1. What is dispersion of waves?

Dispersion of waves refers to the phenomenon where waves of different frequencies or wavelengths travel at different speeds in a medium. This leads to the separation of a wave into its individual frequency components, resulting in a change in the shape of the wave.

2. How is dispersion of waves different from refraction?

Dispersion and refraction are related but different concepts. Refraction refers to the change in direction of a wave as it passes through a boundary between two different media, while dispersion specifically refers to the separation of waves based on their frequencies in a medium.

3. What causes dispersion of waves?

Dispersion of waves can be caused by a variety of factors, including the properties of the medium through which the wave is traveling, such as density and elasticity. It can also be caused by interactions between the wave and particles in the medium, such as scattering or absorption.

4. How does dispersion affect the speed and wavelength of a wave?

Dispersion can cause different wavelengths of a wave to travel at different speeds, resulting in a change in the overall speed of the wave.
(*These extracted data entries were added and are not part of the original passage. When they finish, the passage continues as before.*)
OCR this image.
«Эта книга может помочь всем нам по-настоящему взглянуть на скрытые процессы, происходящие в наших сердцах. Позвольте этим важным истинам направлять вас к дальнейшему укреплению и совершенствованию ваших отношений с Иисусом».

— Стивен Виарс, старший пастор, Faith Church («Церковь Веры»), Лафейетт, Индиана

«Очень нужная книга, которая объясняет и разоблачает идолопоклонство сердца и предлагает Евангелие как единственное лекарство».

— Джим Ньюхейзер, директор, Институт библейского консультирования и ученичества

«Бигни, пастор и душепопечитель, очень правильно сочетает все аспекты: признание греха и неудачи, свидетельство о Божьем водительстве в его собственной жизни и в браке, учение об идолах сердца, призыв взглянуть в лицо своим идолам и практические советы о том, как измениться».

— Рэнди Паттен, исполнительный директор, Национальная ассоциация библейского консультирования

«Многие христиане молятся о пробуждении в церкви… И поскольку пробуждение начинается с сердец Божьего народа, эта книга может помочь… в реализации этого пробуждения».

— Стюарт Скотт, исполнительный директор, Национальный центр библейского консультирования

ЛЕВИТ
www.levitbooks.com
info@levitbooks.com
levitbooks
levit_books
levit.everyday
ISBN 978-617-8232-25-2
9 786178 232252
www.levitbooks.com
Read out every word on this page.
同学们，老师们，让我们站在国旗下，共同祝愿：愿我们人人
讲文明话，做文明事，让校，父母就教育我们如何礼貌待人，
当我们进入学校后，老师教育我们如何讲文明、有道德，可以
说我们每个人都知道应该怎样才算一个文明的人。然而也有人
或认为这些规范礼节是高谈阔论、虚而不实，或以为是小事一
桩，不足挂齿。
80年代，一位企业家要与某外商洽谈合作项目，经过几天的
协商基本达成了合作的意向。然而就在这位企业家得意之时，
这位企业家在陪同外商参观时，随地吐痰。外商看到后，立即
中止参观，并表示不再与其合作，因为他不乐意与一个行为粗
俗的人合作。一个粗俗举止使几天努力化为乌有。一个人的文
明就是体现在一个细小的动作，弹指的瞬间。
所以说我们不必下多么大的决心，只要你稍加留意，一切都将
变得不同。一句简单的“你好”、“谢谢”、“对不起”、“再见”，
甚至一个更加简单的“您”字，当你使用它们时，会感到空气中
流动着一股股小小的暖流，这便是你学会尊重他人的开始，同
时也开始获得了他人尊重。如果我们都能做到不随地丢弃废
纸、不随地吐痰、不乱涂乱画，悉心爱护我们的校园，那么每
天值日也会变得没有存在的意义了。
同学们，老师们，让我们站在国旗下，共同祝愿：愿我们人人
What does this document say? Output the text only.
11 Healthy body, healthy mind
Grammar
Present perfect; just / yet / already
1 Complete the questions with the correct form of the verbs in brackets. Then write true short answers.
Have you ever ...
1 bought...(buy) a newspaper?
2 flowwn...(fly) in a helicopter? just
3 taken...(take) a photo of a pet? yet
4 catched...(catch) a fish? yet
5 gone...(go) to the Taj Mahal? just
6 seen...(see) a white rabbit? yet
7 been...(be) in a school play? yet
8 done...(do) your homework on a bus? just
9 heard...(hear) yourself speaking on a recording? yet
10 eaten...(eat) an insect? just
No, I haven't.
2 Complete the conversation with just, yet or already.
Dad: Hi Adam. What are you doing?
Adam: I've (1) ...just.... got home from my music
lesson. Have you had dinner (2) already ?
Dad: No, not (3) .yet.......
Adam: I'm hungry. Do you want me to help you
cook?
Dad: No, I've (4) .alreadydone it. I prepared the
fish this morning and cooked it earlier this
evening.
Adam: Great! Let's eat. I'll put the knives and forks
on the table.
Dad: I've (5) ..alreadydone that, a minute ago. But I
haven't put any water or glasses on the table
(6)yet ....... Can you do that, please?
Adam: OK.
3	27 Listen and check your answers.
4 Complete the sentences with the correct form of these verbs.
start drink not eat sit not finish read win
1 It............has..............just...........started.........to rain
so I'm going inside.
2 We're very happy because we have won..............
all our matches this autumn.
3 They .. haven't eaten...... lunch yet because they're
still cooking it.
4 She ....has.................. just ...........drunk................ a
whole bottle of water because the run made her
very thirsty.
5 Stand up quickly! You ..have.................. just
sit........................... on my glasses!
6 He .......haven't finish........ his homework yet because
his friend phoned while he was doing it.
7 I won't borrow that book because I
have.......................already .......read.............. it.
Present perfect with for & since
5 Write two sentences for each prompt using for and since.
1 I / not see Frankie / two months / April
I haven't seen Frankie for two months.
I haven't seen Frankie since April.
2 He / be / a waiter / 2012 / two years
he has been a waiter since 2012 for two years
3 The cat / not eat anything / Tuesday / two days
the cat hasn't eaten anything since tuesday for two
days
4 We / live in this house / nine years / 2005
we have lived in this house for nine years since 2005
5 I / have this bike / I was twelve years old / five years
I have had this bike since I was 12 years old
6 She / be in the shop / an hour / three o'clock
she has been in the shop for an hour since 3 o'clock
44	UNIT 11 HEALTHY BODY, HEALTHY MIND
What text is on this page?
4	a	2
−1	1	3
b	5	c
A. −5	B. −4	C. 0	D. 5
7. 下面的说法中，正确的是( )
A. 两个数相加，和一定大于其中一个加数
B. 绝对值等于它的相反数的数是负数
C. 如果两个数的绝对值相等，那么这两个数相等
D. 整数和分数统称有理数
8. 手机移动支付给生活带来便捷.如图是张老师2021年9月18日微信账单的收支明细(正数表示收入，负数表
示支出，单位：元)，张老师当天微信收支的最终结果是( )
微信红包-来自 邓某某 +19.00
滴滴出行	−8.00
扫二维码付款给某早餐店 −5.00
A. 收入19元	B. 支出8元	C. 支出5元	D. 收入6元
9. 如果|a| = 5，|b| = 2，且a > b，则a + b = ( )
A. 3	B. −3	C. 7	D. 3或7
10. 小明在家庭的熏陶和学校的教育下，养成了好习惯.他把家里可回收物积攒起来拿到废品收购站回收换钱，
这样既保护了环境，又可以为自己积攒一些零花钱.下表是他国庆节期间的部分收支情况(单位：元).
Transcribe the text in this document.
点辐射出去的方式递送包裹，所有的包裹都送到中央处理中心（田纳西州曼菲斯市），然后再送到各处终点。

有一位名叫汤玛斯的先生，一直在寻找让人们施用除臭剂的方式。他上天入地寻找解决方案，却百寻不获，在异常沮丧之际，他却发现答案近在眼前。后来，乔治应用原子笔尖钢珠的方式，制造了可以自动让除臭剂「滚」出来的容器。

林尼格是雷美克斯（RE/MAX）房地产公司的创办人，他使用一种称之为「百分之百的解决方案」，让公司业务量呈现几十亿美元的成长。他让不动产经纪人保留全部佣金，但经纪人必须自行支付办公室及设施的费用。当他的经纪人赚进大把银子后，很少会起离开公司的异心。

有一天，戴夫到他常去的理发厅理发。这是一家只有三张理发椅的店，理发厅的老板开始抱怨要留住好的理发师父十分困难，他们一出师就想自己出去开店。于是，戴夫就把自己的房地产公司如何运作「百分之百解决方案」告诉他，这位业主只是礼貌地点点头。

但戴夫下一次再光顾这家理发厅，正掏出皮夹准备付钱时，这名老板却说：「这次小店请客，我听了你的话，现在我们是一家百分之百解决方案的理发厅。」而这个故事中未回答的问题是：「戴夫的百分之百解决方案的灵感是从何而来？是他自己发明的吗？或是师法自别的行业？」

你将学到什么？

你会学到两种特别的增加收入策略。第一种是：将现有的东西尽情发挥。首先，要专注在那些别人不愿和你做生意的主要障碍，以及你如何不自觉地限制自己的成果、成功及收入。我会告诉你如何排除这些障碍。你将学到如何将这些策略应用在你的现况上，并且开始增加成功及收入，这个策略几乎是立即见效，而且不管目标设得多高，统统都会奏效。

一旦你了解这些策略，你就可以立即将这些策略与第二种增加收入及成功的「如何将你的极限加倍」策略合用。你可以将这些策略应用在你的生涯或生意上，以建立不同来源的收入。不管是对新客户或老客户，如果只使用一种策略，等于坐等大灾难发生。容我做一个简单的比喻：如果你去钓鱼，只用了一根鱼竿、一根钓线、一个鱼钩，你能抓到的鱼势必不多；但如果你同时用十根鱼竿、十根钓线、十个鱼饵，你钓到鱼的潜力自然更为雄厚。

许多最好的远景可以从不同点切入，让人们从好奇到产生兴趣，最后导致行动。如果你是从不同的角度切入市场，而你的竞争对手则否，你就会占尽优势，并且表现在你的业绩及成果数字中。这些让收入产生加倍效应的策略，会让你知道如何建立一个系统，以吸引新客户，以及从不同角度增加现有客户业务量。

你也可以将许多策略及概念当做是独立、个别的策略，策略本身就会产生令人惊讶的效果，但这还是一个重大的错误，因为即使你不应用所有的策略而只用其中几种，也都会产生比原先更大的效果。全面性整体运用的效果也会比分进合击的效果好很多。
This can also lead to a change in the wavelength of the wave, as different frequencies are affected differently by the dispersion.

5. What are some real-life examples of dispersion of waves?

Dispersion of waves can be observed in various natural phenomena, such as the separation of colors in a rainbow, the different speeds at which different frequency radio waves travel in the ionosphere, and the distortion of sound waves in a concert hall due to different frequencies traveling at different speeds.